As part of a series on how science has shaped ideas in the modern world:
It was in the seventh issue — 16 December 1869 — that Huxley advanced a scheme for what he called ‘practical Darwinism’ and we call eugenics. Convinced that continued dominance of the British Empire would depend on the “energetic enterprising” English character, he mused about selecting for a can-do attitude among Britons1. Acknowledging that the law, not to mention ethics, might get in the way, he nevertheless wrote: “it may be possible, indirectly, to influence the character and prosperity of our descendants.” Francis Galton — Darwin’s cousin and an outer planet of Huxley’s solar system — was already writing about similar ideas and would come to be known as the father of eugenics. When this magazine appeared, then, the idea of ‘improving’ human heredity was on many people’s minds — not least as a potent tool of empire.
Huxley’s sunny view — of infinite human progress and triumph, brought about by the inexorable march of science — epitomizes a problem with so-called Enlightenment values. The precept that society should be based on reason, facts and universal truths has been a guiding theme of modern times. Which in many ways is a splendid thing (lately I’ve seen enough governance without facts for one lifetime). Yet Occam’s razor is double edged. Enlightenment values have accommodated screechingly discordant beliefs, such as that all men are created equal, that aristocrats should be decapitated and that people can be traded as chattel.

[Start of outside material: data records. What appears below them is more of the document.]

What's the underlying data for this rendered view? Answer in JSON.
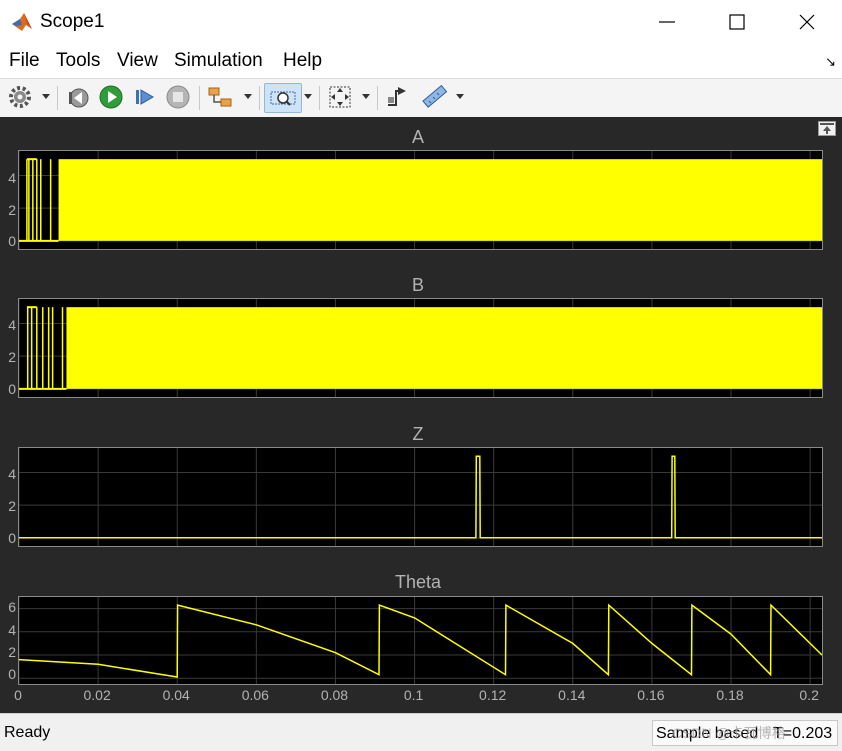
{
  "window": {
    "title": "Scope1",
    "app_icon": "matlab-icon",
    "controls": [
      "minimize-icon",
      "maximize-icon",
      "close-icon"
    ]
  },
  "menu": {
    "items": [
      "File",
      "Tools",
      "View",
      "Simulation",
      "Help"
    ],
    "dock_glyph": "↘"
  },
  "toolbar": {
    "buttons": [
      {
        "name": "settings-button",
        "icon": "gear-icon",
        "has_menu": true
      },
      {
        "name": "step-back-button",
        "icon": "step-back-icon",
        "has_menu": false
      },
      {
        "name": "run-button",
        "icon": "play-icon",
        "has_menu": false
      },
      {
        "name": "step-forward-button",
        "icon": "step-forward-icon",
        "has_menu": false
      },
      {
        "name": "stop-button",
        "icon": "stop-icon",
        "has_menu": false
      },
      {
        "name": "highlight-button",
        "icon": "highlight-block-icon",
        "has_menu": true
      },
      {
        "name": "zoom-button",
        "icon": "zoom-icon",
        "has_menu": true,
        "active": true
      },
      {
        "name": "scale-button",
        "icon": "fit-to-view-icon",
        "has_menu": true
      },
      {
        "name": "triggers-button",
        "icon": "triggers-icon",
        "has_menu": false
      },
      {
        "name": "cursor-measurements-button",
        "icon": "ruler-icon",
        "has_menu": true
      }
    ]
  },
  "plots": [
    {
      "title": "A",
      "yticks": [
        "4",
        "2",
        "0"
      ]
    },
    {
      "title": "B",
      "yticks": [
        "4",
        "2",
        "0"
      ]
    },
    {
      "title": "Z",
      "yticks": [
        "4",
        "2",
        "0"
      ]
    },
    {
      "title": "Theta",
      "yticks": [
        "6",
        "4",
        "2",
        "0"
      ]
    }
  ],
  "xaxis": {
    "ticks": [
      "0",
      "0.02",
      "0.04",
      "0.06",
      "0.08",
      "0.1",
      "0.12",
      "0.14",
      "0.16",
      "0.18",
      "0.2"
    ]
  },
  "status": {
    "left": "Ready",
    "mode": "Sample based",
    "time": "T=0.203"
  },
  "watermark": "CSDN @卡瓦博格",
  "colors": {
    "signal": "#ffff00",
    "plot_bg": "#000000",
    "scope_bg": "#282828",
    "grid": "#3a3a3a",
    "label": "#b3b3b3"
  },
  "chart_data": [
    {
      "type": "line",
      "title": "A",
      "xlim": [
        0,
        0.203
      ],
      "ylim": [
        -0.5,
        5.5
      ],
      "description_values": {
        "low": 0,
        "high": 5
      },
      "x": [
        0,
        0.003,
        0.003,
        0.005,
        0.01,
        0.203
      ],
      "y": [
        0,
        0,
        5,
        0,
        5,
        5
      ],
      "grid": true
    },
    {
      "type": "line",
      "title": "B",
      "xlim": [
        0,
        0.203
      ],
      "ylim": [
        -0.5,
        5.5
      ],
      "x": [
        0,
        0.003,
        0.003,
        0.009,
        0.012,
        0.203
      ],
      "y": [
        0,
        0,
        5,
        0,
        5,
        5
      ],
      "grid": true
    },
    {
      "type": "line",
      "title": "Z",
      "xlim": [
        0,
        0.203
      ],
      "ylim": [
        -0.5,
        5.5
      ],
      "x": [
        0,
        0.1155,
        0.1156,
        0.1165,
        0.1166,
        0.165,
        0.1651,
        0.1658,
        0.1659,
        0.203
      ],
      "y": [
        0,
        0,
        5,
        5,
        0,
        0,
        5,
        5,
        0,
        0
      ],
      "grid": true
    },
    {
      "type": "line",
      "title": "Theta",
      "xlim": [
        0,
        0.203
      ],
      "ylim": [
        -0.5,
        7
      ],
      "x": [
        0,
        0.02,
        0.04,
        0.0401,
        0.06,
        0.08,
        0.091,
        0.0911,
        0.1,
        0.123,
        0.1231,
        0.14,
        0.149,
        0.1491,
        0.16,
        0.17,
        0.1701,
        0.18,
        0.19,
        0.1901,
        0.203
      ],
      "y": [
        1.6,
        1.2,
        0.1,
        6.3,
        4.6,
        2.2,
        0.3,
        6.3,
        5.2,
        0.3,
        6.3,
        3.0,
        0.3,
        6.3,
        3.0,
        0.3,
        6.3,
        3.8,
        0.3,
        6.3,
        2.0
      ],
      "grid": true
    }
  ]
}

I want to suggest that many of the worst chapters of this history result from scientism….Nathaniel Comfort, “How science has shifted our sense of identity” at Nature
With eugenics, as with racism, all critics want is an honest acknowledgment of the sources, not butt-covering bafflegab. It doesn’t matter now except for the butt-covering bafflegab. Which suggests that people are hanging onto something they should just let go of.